Friday, July 22, 2005

Using Arrays in Excel VBA

I love to use arrays in VBA for manipulating large chunks of data in a very quick time.
I often need to take output from a mainframe system like SAP or Peoplesoft or MIMS. Output data is usually always in the same layout, thought the content may be different. Sometimes it comes out in print (PRT) format and this contains page headers every page break. Compiling this data into a database in Excel (columns and rows of fields and records) is necessary in order to work with it for reporting and charting.
I used to do this before I knew about arrays by recording in VBA the actions I needed to perform on the raw data amd then editing it so it could work every time.
However I found where I needed to manipulate sometimnes several thousand lines and lots of columns of data that these macro's became very slow.

Now I use arrays instead.

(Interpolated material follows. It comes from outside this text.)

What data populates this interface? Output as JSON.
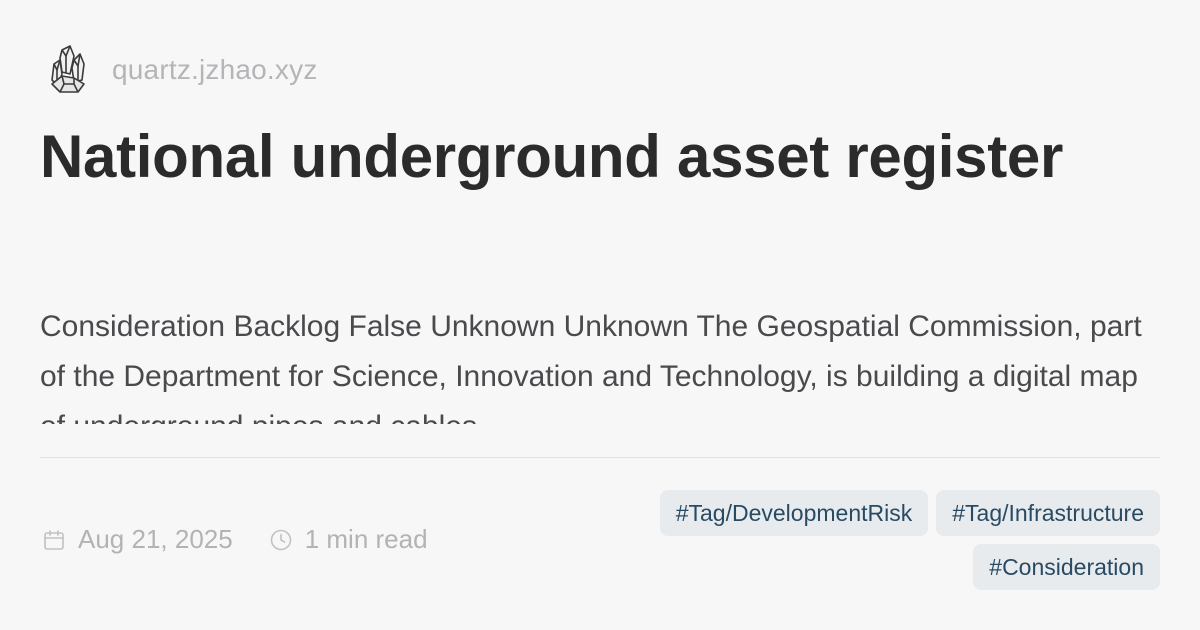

The main reason that arrays are quicker is that all your manipulations can be performed using memory rather than on the spreadhseet itself.

For example to take a set of data that has every second line blank and delete the blank rows can be done numerous ways using the spreadsheet method but they are all slow especially once you have over 10,000 rows of data.

Sub delete_rows_slowly()
'macreo written by NEUROTech 22 July 2005
Range("A1").Select 'number of rows of data
For i = 1 To 50
If ActiveCell = "" Then
ActiveCell.EntireRow.Delete
End If
ActiveCell.Offset(1, 0).Activate
Next i
End Sub

The quick way in an array is as follows:

Option Base 1
Sub delete_rows_quickly()
'macreo written by NEUROTech 22 July 2005
Dim myrange1(), myrange2()
Dim lastcell
Dim i, x

Range("A50").Select 'identify last cell
lastcell = ActiveCell.Row
Range("A1:A50").Select 'number of rows of data
ReDim myrange1(lastcell, 1), myrange2(lastcell, 1)
myrange1() = Selection
x = 1
For i = 1 To lastcell
If myrange1(i, 1) <> "" Then
myrange2(x, 1) = myrange1(i, 1)
x = x + 1
End If
Next i
Range("B1").Select
Range(ActiveCell, ActiveCell.Offset(x - 2, 0)).Select
Selection = myrange2()
End Sub

Note, the "Option Base 1" statement must appear at the top of the module above all procedures. It will affect all arrays in the module. It makes the starting variable in an array number 1 not zero.